With the work world growing more digital by the day, and the need for more authentic, human, remote communication growing stronger, AI has achieved breakthroughs in technologies set to reinvent the future of videoconferencing and hybrid work. GOOGLE’s Project Starline, developed with HP, will specifically be the highlight for I/O 2024.
Unveiled at this year’s I/O 2021 developer conference, Project Starline (which is named after Joshua Starling, the creator of the first cylinder-piston engine in 1845, who patented his first invention at the age of 13) has developed extensively since its inception, and GOOGLE’s new collaboration with HP is a significant step towards bringing this technology to commercial markets, with a hoped-for release in 2025. The technology promises to enable truly natural remote communications by delivering a truly convincing 3D display that approximates depth and movement more accurately than real-life interactions.
The company effectively used AI to improve upon those Starline prototypes, shaving them down into the more functional devices we see now. That optimisation, so vital to enabling the technology to reach smaller and more portable form factors without sacrificing immersion, is core to GOOGLE’s design process.

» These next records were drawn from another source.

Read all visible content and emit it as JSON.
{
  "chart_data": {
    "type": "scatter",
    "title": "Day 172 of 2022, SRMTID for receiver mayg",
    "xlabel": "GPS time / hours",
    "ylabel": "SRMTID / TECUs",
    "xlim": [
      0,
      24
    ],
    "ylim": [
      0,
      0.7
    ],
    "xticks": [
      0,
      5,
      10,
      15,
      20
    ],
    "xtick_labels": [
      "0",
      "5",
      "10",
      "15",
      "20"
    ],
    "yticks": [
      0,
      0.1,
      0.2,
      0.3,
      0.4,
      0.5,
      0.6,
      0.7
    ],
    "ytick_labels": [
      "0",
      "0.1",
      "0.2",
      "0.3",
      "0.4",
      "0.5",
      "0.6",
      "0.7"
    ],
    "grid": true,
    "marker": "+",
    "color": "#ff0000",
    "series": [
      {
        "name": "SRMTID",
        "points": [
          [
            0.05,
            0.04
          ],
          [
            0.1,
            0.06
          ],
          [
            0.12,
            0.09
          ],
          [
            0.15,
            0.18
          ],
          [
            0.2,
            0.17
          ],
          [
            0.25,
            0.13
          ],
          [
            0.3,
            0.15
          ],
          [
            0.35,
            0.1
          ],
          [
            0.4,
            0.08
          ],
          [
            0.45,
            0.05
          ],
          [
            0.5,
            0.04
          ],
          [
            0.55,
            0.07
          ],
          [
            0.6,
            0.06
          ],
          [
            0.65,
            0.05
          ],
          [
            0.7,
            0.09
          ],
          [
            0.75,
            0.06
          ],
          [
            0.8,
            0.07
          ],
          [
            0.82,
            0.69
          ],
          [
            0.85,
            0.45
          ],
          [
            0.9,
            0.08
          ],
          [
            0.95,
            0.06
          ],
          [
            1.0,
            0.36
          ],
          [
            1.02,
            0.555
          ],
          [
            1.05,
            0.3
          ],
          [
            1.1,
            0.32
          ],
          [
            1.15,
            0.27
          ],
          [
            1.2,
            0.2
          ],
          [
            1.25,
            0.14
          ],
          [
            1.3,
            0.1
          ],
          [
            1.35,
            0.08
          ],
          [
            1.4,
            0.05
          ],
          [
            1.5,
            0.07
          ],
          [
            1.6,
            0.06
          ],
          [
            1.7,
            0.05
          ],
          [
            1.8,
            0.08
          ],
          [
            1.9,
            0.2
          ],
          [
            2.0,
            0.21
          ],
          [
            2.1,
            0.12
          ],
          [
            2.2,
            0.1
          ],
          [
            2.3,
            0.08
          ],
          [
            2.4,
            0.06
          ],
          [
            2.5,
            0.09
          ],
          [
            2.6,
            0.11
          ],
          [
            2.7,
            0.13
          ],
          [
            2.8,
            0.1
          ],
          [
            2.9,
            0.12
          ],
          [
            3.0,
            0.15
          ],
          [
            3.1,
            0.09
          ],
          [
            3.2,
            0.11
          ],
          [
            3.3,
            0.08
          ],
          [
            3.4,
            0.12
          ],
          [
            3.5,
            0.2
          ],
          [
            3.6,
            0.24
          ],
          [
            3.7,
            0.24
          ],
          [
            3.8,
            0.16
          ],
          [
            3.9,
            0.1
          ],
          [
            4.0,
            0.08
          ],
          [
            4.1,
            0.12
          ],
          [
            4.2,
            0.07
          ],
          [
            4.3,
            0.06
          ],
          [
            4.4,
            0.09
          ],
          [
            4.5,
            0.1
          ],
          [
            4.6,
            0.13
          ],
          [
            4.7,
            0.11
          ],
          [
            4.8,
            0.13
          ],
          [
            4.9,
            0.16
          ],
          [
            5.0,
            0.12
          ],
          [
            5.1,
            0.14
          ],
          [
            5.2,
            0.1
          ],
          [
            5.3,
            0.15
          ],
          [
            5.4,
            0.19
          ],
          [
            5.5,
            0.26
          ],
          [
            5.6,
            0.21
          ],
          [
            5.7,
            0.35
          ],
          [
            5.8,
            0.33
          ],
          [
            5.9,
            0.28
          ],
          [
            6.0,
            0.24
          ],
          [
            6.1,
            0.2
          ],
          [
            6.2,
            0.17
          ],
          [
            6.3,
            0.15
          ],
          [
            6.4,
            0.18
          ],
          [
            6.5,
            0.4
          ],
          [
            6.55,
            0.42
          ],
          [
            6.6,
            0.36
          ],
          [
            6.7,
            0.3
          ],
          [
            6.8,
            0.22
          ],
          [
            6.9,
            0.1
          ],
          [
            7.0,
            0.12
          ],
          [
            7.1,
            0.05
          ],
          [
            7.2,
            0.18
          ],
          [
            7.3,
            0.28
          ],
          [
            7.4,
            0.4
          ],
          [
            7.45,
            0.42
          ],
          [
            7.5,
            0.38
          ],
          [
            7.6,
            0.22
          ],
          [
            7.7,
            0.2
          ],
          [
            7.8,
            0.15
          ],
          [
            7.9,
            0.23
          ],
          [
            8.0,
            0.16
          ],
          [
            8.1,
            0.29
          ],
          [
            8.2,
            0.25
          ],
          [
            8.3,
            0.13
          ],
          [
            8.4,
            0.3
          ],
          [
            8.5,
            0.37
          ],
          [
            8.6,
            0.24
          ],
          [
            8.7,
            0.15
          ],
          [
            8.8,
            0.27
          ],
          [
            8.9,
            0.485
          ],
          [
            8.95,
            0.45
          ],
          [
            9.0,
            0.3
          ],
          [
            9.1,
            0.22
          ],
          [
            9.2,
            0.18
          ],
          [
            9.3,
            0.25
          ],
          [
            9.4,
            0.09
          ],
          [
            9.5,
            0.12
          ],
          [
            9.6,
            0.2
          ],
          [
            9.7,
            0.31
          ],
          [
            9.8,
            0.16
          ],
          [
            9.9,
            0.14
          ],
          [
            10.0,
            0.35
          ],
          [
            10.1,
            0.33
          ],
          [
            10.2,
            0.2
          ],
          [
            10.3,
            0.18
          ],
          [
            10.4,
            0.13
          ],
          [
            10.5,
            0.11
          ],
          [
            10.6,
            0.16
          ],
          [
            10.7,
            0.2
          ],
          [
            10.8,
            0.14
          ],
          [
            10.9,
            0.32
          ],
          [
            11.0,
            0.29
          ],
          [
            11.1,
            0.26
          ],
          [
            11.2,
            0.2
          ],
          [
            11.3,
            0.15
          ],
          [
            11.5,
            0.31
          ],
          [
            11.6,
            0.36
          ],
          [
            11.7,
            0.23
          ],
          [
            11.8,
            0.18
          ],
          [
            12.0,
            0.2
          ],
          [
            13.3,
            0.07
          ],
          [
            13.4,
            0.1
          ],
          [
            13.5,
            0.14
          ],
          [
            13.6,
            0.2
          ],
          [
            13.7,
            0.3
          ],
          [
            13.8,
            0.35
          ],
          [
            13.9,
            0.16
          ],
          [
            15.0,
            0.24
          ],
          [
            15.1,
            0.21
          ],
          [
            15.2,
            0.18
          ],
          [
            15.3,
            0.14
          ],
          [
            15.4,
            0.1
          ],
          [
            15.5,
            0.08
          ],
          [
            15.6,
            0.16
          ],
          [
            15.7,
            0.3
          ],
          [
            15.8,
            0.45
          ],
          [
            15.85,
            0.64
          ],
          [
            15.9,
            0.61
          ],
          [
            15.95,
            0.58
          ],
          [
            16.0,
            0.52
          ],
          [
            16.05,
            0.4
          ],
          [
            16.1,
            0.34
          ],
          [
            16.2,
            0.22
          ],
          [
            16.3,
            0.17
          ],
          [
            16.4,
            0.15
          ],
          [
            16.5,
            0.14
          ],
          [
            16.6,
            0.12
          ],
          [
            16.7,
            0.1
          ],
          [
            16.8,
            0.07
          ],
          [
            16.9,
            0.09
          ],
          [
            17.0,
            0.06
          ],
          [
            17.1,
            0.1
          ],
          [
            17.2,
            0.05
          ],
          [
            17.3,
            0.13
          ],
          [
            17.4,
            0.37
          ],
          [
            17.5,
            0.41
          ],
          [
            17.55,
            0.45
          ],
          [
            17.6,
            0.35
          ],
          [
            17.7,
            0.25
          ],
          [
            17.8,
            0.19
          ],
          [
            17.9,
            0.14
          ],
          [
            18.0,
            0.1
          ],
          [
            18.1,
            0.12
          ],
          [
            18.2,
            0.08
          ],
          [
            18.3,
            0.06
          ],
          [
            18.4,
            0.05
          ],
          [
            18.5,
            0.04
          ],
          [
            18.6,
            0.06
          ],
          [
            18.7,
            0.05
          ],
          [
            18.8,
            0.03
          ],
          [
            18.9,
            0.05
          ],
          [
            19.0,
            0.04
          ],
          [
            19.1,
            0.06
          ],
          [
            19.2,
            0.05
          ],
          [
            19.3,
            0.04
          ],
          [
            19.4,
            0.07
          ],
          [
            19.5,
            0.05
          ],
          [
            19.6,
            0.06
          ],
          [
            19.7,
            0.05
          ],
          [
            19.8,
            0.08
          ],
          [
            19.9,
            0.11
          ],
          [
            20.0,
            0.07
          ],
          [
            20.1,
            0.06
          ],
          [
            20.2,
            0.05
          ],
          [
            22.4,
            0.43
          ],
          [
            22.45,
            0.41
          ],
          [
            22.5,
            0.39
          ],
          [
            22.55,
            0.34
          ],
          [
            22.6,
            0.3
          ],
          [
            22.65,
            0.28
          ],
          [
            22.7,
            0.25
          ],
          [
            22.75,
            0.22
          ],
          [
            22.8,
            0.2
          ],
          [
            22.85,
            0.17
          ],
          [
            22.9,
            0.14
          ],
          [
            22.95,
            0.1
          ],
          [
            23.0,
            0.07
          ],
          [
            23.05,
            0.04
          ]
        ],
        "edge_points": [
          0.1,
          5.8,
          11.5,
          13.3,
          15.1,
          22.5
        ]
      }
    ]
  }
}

But it is equally a strategic move that will help define the roles that enterprise-grade technology will play in hybrid work, going forward. While it is an alliance aimed at addressing the challenges of hybrid work in organisations globally, the union of GOOGLE’s technology with HP’s distribution prowess, will make business sense. In fact, it is almost perfect fit for bringing Starline to market. Brought to you by HP Forward.
Acknowledging that, he says: ‘GOOGLE wants to put Starline everywhere that video conferencing is used today, such as GOOGLE Meet and Zoom.’ This line-following approach to disruptive technology ensures that Project Starline won’t let users adapt to it, it’ll adapt to them.
The indications are good that the first major device made available for Android could have XR (Extended Reality) solutions front and centre at the top of a mountain in its 3D arts event to showcase a range of impressive and world-changing ‘next-generation’ immersive and spatial computer technologies – a huge global public push reaffirming their intent to control the consumerisation of the metaverse. And GOOGLE’s track record in AR/VR/MR technologies, all wrapped up in the broader Googleverse with the groundbreaking Project Starline likely to be followed by an even better one, means that any announcements could potentially be game-changing.
Nor is the acquisition of the patent for the North smart glasses by GOOGLE in 2020, discussed in the patent itself some time after during the application process, inconsequential. Further attention has been drawn to the company’s expanding technological array in AR/VR/MR and other domains of its business. If you look to other products the company has continued to develop beyond core search technology – such as smartphones, AI, and now cloud tech – Project Starline would still be exceptional in what it offers as a piece of GOOGLE technology. In particular, it points in a compelling direction by which GOOGLE, or another company, might develop a human-to-human virtual telepresence experience as a useful tool amid the changing nature of human existence in a digital age.
Not only will the GOOGLE I/O conference demonstrate what the company is up to on the technology front, but the future of digital collaboration and beyond. GOOGLE and HP are leading the way toward scaling up the Project Starline hologram for commercialisation, as we all wait to see what comes next.
GOOGLE went public in 2004 when it was led by its cofounders Larry Page and Sergey Brin, who began the company as a search engine in 1998, but have since expanded it into a multinational technology company called Alphabet Inc since 2015. Responsible for design of countless products and services, such as its search and advertising platforms, operating systems, and a full range of hardware and other innovations, over the past decade, GOOGLE has led the way with innovations that have reengineered the way people live, work and socialise online.